Manufacturing Industry

Rigid disk drive market Quickens

Electronic News, July 1, 1996 by Cynthia Bournellis

Monterey, Calif.--Brace yourselves. The storage market is booming. Shipments of disk drives alone last year were 87 million units, a hefty 26 percent increase over 1994, according to market researcher Dataquest. Shipments are expected to grow from over 100 million units this year to more than 200 million units by the end of the decade.

By then, the number of rigid disk drives expected to ship per every computer sold is 1.6. This increase will be caused in part to the growing uses of Quicken financial software and online stock quotes, said Brad Smith, manager of the document management group at Dataquest, at the StorageTrack 1996 conference last week. "These factors forced users to upgrade their PCs or purchase new ones last year."

According to Mr. Smith, the next phase of growth in the PC and storage industries will be manipulated by Intel's Pentium multimedia instruction set (MMX) processor. The Pentium MMX market is expected to kick in next year. Also making headway is removable storage. For instance, shipments of Iomega Zip drives will exceed 7 million units by the end of the year, at an appealing consumer price point of $199.

"New OEM success for Zip indicate a potential market change from legacy floppy products," said Dataquest analyst Phil Devin. Other areas of growth include removable rigid cartridge drives, as the size of graphics files increases. And, the disk drive after-market will become an attractive business for all hardware platforms ranging from mobile computers to supercomputers.

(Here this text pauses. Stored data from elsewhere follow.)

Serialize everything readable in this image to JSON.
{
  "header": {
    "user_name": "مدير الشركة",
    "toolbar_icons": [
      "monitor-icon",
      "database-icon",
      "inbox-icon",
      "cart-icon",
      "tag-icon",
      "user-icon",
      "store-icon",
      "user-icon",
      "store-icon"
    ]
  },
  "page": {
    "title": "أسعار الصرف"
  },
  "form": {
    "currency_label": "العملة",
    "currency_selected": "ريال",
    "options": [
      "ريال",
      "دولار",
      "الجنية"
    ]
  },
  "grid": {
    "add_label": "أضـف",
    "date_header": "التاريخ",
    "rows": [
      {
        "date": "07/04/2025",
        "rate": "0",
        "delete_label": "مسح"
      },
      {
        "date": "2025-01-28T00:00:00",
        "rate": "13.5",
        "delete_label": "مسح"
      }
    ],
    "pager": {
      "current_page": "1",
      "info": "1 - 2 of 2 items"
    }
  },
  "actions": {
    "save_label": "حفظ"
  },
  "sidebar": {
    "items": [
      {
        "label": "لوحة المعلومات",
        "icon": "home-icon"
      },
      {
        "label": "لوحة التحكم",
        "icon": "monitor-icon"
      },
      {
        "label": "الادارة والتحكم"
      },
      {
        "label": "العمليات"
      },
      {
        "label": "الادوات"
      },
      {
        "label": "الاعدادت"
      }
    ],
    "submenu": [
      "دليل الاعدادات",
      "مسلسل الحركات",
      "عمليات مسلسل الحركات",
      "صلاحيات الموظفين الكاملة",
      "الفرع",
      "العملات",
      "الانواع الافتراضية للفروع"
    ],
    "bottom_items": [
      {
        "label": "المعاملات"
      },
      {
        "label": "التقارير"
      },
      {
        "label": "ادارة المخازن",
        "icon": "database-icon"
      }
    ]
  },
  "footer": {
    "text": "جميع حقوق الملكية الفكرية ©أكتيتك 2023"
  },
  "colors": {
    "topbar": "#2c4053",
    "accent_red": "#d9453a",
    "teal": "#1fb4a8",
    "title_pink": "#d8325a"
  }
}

In the tape drive arena, expect to see some technical advances. For example, minicartridge capacities will expand and will compete with 4 millimeter, 8mm and 5- 1/4-inch data cartridges. By next year, 3M Travan technology and QIC-EX from Verbatim will dominate the market. And new devices from Sony, Ampex and Storage Technology based on helical scan technology will penetrate the market.

The future of optical storage will ultimately lead to digital versatile disk (DVD) technology, thus becoming important to the PC industry. Why? DVD will appeal to consumers. Hollywood will become an early adopter of DVD, as the movie industry will want to use DVD in order to reduce materials and inventory costs of magnetic tape distribution.

While exciting changes are expected to take place in the storage market, some things will remain the same: costs per megabyte will continue to decline, corporate consolidations will continue to occur and demands for increased capacity will continue to rise.

In a keynote speech by Michael Brown, CEO of Quantum Corp., Mr. Brown said partnerships will be crucial in order for storage vendors to become preferred vendors over the next millennium. Mr. Brown noted his company's 12-year relationship with Matsushita-Kotobuki Electronics Industries, a maker of hard disk drives for PCs, portable computers, servers and workstations.

He said the partnership has helped Quantum improve its time-to-market. The model implemented by both companies works, because "we have complementary competencies, vertical integration and a similar perspective when it comes to winning over the long term", noted Mr. Brown.